By Osasómé C.O
The Nigeria Data Protection Commission (NDPC) has imposed a fine of N555,800,000 (Five Hundred and Fifty-Five Million, Eight Hundred Thousand Naira) on Fidelity Bank PLC following an investigation into breaches of the Nigeria Data Protection Act, 2023, and the Nigeria Data Protection Regulation, 2019. The fine, amounting to 0.1% of the bank’s annual gross revenue in 2023, must be paid within 14 days of receiving the Notice.
RELATED: In 2024, NDPC must apply the stick and strengthen a national privacy culture
According to Babatunde Bamigboye, NDPC’s Head of Legal, Enforcement, and Regulations, the investigation was initiated by a complaint from a data subject whose personal data was unlawfully collected for the purpose of opening an account.
The complaint, lodged in April 2023, led the Commission to review Fidelity Bank’s data processing practices. The findings revealed that in several critical instances, the bank processed personal data without obtaining informed consent from data subjects. This includes the use of data processing tools such as cookies and banking apps, which were deployed in violation of the NDP Act. At the time of the investigation, Fidelity Bank’s app had been downloaded over one million times.
Fidelity Bank reviewing “remediation efforts”
Fidelity Bank PLC has informed IT Edge News that it is reviewing the matter and will continue discussions with the NDPC on “remediation efforts.”
The Commission also found that, in addition to internal non-compliance, Fidelity Bank relied on non-compliant third-party data processors. The law requires organizations to ensure that their vendors, agents, and contractors are also accountable when handling personal data.
The NDPC’s initial decision was issued in July 2023, with a directive to pay the remedial fee following in December 2023. Despite repeated warnings and over ten correspondences exchanged, Fidelity Bank did not provide a satisfactory remedial plan.
Authorities increasingly enforcing compliance with local data protection laws
In a related case, the Federal Competition and Consumer Protection Commission (FCCPC) fined WhatsApp, owned by Meta, $220 million in July following a joint investigation with the NDPC.
Nigerian authorities are increasingly enforcing compliance with local data protection laws, with the NDPC currently investigating several social media companies and financial institutions, including fintech firms.
In January, the NDPC announced it was scrutinizing Zenith, GTB, Fidelity, Leadway Insurance, and Babcock University for alleged unlawful disclosure of banking records and improper processing of personal data.
As Nigerian banks and financial organisations face growing data protection challenges, the NDPC emphasizes the need for strict adherence to the legal framework protecting the personal information of over 219.6 million customers, as reported by the Nigeria Inter-Bank Settlement System Plc (NIBSS) in March 2024.
Dr.
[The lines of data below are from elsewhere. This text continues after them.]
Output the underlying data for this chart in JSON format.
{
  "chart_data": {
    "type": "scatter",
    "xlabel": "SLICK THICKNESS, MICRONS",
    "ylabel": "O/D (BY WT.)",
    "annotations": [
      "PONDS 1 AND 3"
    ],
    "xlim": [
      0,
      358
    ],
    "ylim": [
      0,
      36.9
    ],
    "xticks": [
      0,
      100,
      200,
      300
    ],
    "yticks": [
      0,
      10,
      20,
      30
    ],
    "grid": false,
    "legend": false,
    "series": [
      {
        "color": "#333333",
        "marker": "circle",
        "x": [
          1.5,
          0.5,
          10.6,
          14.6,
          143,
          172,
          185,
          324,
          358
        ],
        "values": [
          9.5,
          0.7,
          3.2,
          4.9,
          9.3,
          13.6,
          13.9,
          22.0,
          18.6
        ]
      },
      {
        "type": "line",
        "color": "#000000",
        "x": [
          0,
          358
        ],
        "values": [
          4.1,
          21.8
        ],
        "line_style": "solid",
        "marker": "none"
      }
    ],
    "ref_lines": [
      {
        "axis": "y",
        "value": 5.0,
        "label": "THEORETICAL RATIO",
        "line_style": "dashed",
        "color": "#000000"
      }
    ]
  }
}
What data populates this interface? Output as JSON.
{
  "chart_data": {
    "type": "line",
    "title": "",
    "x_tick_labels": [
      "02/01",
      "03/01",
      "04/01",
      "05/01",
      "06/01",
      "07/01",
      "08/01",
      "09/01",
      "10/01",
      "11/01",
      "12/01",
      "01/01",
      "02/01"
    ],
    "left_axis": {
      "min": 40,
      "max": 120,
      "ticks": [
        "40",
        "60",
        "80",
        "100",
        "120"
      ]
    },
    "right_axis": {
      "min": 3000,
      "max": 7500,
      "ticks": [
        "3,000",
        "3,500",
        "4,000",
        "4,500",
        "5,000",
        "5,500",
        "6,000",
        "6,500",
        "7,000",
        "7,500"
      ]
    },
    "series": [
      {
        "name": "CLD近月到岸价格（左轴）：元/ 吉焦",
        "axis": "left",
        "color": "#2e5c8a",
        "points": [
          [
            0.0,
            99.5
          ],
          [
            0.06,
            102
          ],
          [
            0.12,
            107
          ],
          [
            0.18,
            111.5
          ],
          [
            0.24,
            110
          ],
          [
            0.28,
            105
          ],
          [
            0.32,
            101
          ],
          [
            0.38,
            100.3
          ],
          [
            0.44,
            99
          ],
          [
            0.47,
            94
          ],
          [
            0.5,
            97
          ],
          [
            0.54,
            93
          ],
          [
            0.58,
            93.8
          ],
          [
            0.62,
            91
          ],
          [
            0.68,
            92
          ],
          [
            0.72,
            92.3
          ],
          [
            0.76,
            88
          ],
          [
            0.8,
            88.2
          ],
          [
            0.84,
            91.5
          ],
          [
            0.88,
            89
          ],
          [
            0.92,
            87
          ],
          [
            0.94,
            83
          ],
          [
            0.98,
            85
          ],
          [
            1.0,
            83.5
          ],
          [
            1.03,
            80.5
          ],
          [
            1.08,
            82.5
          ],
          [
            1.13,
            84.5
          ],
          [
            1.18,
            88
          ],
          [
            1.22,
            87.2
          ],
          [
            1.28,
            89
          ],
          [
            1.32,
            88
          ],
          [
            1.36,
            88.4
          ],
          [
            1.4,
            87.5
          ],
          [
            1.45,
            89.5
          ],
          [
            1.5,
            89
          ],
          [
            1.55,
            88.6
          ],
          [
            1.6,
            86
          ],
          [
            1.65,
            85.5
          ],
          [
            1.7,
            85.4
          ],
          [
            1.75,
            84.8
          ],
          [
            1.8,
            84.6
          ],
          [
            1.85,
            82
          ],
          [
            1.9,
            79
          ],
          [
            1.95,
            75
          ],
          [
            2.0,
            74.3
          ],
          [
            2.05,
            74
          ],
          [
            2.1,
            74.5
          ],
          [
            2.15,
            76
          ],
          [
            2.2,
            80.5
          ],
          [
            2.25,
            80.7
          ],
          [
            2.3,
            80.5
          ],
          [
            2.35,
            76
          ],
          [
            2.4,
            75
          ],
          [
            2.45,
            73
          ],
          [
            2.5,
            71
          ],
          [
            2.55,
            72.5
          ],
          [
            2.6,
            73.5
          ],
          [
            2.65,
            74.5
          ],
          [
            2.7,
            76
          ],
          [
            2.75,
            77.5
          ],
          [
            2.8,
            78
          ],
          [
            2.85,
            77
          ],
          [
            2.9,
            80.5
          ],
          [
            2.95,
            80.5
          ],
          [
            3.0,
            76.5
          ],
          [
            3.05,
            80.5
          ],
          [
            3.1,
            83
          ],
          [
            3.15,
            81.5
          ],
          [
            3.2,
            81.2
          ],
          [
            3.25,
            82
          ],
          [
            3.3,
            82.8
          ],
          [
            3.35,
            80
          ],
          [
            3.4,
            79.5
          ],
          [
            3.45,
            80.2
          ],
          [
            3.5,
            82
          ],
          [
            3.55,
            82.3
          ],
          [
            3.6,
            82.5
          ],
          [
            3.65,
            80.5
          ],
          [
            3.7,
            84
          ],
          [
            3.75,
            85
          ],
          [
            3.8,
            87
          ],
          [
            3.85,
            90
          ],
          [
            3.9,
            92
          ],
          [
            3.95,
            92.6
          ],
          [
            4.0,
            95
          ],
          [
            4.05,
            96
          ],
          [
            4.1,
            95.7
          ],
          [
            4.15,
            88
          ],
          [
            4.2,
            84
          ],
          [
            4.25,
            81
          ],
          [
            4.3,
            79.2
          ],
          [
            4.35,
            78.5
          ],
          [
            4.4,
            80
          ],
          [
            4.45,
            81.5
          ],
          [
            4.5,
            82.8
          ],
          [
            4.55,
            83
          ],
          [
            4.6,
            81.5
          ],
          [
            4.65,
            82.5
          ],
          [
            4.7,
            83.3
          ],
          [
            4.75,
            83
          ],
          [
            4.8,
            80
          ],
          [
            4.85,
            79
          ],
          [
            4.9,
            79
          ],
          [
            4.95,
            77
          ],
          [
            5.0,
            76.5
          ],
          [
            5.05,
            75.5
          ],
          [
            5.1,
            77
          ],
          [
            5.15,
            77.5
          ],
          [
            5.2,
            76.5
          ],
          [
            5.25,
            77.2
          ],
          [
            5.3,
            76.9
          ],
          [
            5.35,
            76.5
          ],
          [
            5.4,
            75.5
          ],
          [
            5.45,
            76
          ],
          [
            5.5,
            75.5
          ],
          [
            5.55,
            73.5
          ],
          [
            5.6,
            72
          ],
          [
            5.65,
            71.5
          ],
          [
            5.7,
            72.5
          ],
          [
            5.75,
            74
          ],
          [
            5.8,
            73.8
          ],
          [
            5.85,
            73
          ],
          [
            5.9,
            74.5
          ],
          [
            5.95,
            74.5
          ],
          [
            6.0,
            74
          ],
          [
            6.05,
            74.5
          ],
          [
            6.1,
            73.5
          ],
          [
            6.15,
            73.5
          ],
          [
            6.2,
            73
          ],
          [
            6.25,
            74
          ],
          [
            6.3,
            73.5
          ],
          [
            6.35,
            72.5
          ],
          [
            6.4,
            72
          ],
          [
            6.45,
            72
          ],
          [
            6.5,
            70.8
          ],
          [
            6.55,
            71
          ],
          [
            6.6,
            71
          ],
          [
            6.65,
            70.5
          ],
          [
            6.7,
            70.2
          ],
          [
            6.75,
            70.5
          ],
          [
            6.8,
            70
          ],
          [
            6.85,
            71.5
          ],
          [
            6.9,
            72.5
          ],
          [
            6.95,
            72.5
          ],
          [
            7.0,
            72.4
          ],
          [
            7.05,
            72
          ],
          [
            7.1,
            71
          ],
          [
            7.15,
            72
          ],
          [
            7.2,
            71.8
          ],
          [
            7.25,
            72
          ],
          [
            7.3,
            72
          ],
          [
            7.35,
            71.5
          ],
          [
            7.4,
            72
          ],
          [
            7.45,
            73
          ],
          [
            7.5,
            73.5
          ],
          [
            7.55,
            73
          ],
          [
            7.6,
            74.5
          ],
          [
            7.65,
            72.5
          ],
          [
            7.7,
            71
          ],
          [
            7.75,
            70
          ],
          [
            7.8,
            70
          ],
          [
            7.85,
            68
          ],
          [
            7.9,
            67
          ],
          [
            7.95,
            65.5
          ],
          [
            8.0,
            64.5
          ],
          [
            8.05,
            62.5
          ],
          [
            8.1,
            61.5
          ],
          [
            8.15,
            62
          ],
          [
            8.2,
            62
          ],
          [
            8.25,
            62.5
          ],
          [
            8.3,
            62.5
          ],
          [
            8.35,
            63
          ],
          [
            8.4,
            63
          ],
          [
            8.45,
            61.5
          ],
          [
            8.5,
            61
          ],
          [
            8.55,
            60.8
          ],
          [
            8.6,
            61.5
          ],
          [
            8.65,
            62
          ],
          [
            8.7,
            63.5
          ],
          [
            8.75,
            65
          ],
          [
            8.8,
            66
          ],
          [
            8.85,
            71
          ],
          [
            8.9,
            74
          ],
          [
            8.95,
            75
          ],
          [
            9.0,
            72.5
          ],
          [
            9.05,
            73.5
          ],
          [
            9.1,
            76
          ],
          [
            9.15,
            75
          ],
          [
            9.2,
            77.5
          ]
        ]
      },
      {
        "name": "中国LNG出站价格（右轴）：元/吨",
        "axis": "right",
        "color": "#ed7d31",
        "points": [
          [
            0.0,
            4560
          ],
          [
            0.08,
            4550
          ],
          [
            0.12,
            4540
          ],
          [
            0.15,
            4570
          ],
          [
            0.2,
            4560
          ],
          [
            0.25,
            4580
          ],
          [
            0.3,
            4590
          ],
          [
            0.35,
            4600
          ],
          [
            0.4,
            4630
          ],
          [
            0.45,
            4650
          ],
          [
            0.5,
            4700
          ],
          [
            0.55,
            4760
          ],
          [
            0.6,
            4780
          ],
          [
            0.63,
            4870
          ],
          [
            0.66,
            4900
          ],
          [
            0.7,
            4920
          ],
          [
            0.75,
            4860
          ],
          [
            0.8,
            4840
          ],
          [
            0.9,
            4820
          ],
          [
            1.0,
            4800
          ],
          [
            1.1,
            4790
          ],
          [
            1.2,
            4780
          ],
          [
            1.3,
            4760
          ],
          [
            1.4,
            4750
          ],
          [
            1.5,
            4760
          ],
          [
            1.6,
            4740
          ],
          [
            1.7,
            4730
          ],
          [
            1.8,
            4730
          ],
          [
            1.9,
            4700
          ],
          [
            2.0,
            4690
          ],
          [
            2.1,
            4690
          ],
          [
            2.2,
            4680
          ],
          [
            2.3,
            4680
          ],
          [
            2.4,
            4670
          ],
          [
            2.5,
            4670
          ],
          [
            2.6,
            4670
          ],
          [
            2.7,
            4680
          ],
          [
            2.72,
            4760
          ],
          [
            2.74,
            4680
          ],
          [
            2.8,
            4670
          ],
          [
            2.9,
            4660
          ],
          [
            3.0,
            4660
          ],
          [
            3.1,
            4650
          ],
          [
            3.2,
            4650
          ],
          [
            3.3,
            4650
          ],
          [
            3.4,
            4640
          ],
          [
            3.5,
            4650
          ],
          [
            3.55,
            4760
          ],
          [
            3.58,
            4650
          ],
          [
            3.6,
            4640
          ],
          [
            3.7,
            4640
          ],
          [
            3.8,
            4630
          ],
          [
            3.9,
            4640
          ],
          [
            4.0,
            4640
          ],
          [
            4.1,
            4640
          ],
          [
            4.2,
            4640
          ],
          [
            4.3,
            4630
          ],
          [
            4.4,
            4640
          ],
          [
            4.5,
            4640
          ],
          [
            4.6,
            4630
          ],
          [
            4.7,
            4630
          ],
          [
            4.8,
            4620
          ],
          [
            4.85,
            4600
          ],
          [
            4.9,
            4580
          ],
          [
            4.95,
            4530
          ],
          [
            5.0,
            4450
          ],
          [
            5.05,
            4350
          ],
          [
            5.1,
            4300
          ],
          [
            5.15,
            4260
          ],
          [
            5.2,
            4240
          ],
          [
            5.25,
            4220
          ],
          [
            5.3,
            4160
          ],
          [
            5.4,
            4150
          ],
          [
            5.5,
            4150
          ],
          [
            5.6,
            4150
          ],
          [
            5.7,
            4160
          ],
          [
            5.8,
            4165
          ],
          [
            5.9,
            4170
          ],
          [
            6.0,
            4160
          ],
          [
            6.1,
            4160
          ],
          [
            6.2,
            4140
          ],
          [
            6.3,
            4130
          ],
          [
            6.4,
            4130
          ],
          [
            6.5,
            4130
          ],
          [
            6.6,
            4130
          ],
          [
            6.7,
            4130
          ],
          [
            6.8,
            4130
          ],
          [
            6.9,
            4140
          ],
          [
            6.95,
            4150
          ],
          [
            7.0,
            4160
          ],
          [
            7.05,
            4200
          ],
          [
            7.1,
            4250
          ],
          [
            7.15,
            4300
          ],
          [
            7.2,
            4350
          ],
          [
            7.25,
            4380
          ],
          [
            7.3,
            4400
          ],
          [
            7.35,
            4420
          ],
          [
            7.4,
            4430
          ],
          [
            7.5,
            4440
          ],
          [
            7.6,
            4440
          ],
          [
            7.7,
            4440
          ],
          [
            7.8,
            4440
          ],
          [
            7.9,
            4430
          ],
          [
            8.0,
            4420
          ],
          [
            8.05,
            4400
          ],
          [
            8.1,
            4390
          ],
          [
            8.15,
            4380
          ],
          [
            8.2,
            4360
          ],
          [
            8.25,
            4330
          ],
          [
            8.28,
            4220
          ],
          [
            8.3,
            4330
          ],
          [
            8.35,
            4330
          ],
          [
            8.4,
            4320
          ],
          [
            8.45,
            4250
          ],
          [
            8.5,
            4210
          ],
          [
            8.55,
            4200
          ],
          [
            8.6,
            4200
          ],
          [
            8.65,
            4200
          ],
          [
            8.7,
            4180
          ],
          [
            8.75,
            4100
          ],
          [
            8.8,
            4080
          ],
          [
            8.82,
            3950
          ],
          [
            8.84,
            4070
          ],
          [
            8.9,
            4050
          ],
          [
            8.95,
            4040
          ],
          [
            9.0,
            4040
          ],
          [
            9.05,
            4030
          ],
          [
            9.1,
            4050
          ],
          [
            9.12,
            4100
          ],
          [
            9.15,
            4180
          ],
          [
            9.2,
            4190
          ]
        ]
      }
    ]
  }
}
Vincent Olatunji, National Commissioner and CEO of the NDPC, urges data controllers and processors to avoid practices that undermine trust in Nigeria’s ability to safeguard data-driven decisions and transactions.
He emphasizes that economic growth relies on the assurance of accountability in data exchange, and that compliance with data protection laws will drive sustainable development in the country.